Section II. Le « paradoxe libéral » ou l’ « impossibilité du libéral parétien »

‘Malgré tout ce qu’on pourra dire, je déclare que ce roman est un livre honnête, sain, et nécessaire aux hommes d’aujourd’hui. […]’ ‘En tant qu’êtres humains, nous sommes, aujourd’hui, évolués et cultivés bien au-delà des tabous qui sont inhérents à notre culture.
David Herbert Lawrence, 1932, p. 15.’

Dans la section précédente, nous avons remarqué que la distinction entre « jugements compulsifs » et « jugements non compulsifs », établie dans l’article de 1967, n’était pas reprise dans l’ouvrage de 1970. Nous en avions déduit que Sen avait certes eu l’audace de proposer aux théoriciens du choix social une discussion sur les jugements de valeur sur la base des faits, mais il n’était pas allé jusqu’à le faire sur la base des valeurs elles-mêmes. Cependant, à regarder de plus près l’ouvrage, il nous semble que la catégorie « jugements non compulsifs » et toute la réflexion que cela implique est, de manière implicite, mise en avant lorsque Sen (1970, pp. 78-88) démontre l’« impossibilité du libéral parétien ». En effet, Sen présente un nouveau théorème d’impossibilité en théorie du choix social, à partir de trois conditions ou axiomes quelques peu différents de ceux d’Arrow, et donne ainsi une expression formelle au conflit possible entre deux jugements de valeur dont le caractère peut sembler compulsif, à savoir la prise en compte d’une sphère privée des individus, même minime, et le principe de Pareto.

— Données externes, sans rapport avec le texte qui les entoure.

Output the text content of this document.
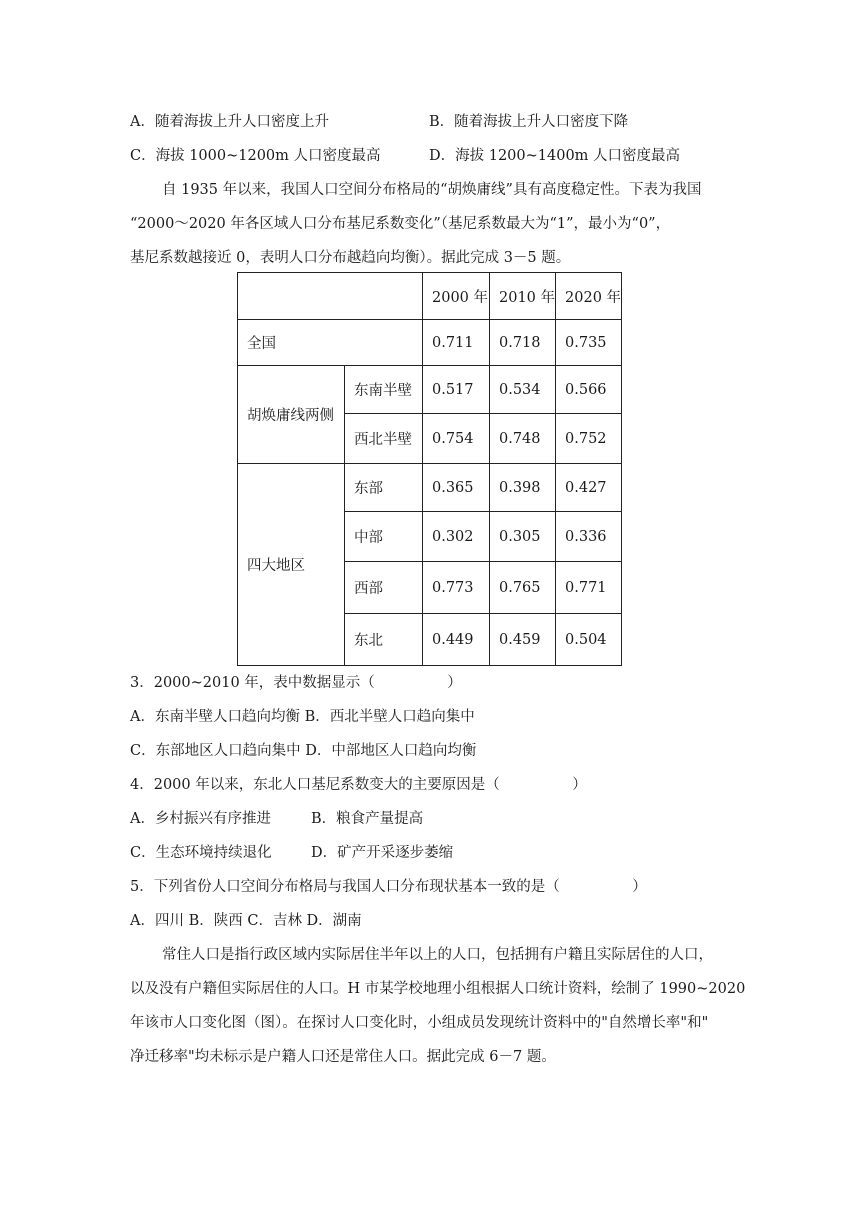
A．随着海拔上升人口密度上升	B．随着海拔上升人口密度下降
C．海拔 1000~1200m 人口密度最高	D．海拔 1200~1400m 人口密度最高
自 1935 年以来，我国人口空间分布格局的“胡焕庸线”具有高度稳定性。下表为我国
“2000～2020 年各区域人口分布基尼系数变化”（基尼系数最大为“1”，最小为“0”，
基尼系数越接近 0，表明人口分布越趋向均衡）。据此完成 3－5 题。
		2000 年	2010 年	2020 年
全国		0.711	0.718	0.735
胡焕庸线两侧	东南半壁	0.517	0.534	0.566
	西北半壁	0.754	0.748	0.752
四大地区	东部	0.365	0.398	0.427
	中部	0.302	0.305	0.336
	西部	0.773	0.765	0.771
	东北	0.449	0.459	0.504
3．2000~2010 年，表中数据显示（　　　　　）
A．东南半壁人口趋向均衡 B．西北半壁人口趋向集中
C．东部地区人口趋向集中 D．中部地区人口趋向均衡
4．2000 年以来，东北人口基尼系数变大的主要原因是（　　　　　）
A．乡村振兴有序推进	B．粮食产量提高
C．生态环境持续退化	D．矿产开采逐步萎缩
5．下列省份人口空间分布格局与我国人口分布现状基本一致的是（　　　　　）
A．四川 B．陕西 C．吉林 D．湖南
常住人口是指行政区域内实际居住半年以上的人口，包括拥有户籍且实际居住的人口，
以及没有户籍但实际居住的人口。H 市某学校地理小组根据人口统计资料，绘制了 1990~2020
年该市人口变化图（图）。在探讨人口变化时，小组成员发现统计资料中的"自然增长率"和"
净迁移率"均未标示是户籍人口还是常住人口。据此完成 6－7 题。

C’est avec l’exemple de la polémique sur fameux livre de Lawrence (1932), L’Amant de Lady Chatterley, que Sen (1970b) introduit de nouvelles questions dans la réflexion sur le choix social. La société peut-elle interdire à un individu de lire s’il le souhaite un ouvrage qu’elle considère trop pernicieux ? Ou, au contraire, lui ordonner d’en prendre connaissance s’il ne le désire pas ? Il montre en effet que la liberté individuelle peut entrer en conflit avec le principe de Pareto, cette pierre angulaire de la nouvelle économie du bien-être, qui affirme que le classement unanime des préférences individuelles doit se traduire dans les décisions collectives.

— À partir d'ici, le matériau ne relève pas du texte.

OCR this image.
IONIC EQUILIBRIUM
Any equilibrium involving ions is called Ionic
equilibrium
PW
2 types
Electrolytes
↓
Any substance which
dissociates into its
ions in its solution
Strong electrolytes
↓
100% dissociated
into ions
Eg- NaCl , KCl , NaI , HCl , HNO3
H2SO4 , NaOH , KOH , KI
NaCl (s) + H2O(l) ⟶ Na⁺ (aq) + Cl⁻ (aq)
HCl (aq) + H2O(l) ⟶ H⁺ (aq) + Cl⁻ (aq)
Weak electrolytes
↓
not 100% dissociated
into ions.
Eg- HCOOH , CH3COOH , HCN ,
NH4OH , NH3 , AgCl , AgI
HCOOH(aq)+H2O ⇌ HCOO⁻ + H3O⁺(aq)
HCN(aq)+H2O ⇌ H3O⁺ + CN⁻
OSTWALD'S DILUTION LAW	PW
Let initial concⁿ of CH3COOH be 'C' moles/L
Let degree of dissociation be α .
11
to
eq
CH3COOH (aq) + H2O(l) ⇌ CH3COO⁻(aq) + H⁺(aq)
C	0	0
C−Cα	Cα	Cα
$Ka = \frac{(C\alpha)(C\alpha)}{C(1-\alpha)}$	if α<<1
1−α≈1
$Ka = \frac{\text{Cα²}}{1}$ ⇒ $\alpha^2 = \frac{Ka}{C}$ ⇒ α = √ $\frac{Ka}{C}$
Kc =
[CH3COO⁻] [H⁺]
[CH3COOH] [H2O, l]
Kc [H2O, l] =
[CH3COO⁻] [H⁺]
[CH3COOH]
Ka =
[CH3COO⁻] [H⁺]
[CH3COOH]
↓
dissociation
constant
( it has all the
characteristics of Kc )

L’« impossibilité du libéral parétien », montrant que, dans certaines circonstances, les principes d’évaluation sociale fondés sur les droits peuvent entrer en conflit avec ceux fondés sur les préférences, est aussi considérée comme une première tentative de renouer avec la notion de « droits », sans quitter le formalisme arrovien, et d’introduire dans la théorie du choix social une autre information que les seules préférences individuelles. Bien que la formulation des droits individuels chez Sen (1970a, b) ne reflète pas de manière adéquate la notion de liberté individuelle telle qu’on l’entend généralement, elle a au moins le mérite d’amorcer la réflexion sur ce point chez les théoriciens du choix social, et de stimuler le dialogue entre les économistes et les philosophes moraux et politiques.

Dans cette section, nous verrons donc comment Sen a mis en évidence les difficultés liées à cette spécification des droits dans la théorie du choix social (A). Puis, nous prendrons la mesure de l’impact de son résultat en économie du bien-être et en philosophie morale, son paradoxe ayant fait l’objet de nombreuses extensions (notamment Gibbard, 1974), critiques (en particulier Nozick, 1974) et discussions (B). Finalement, en faisant des droits, et plus généralement de la liberté individuelle, une question majeure dans la réflexion sur le choix social et le bien-être social, Sen développe, parallèlement à Rawls (1971), une remise en cause fondamentale de l’utilitarisme et de toutes les doctrines welfaristes — dont la nouvelle économie du bien-être fait partie (C).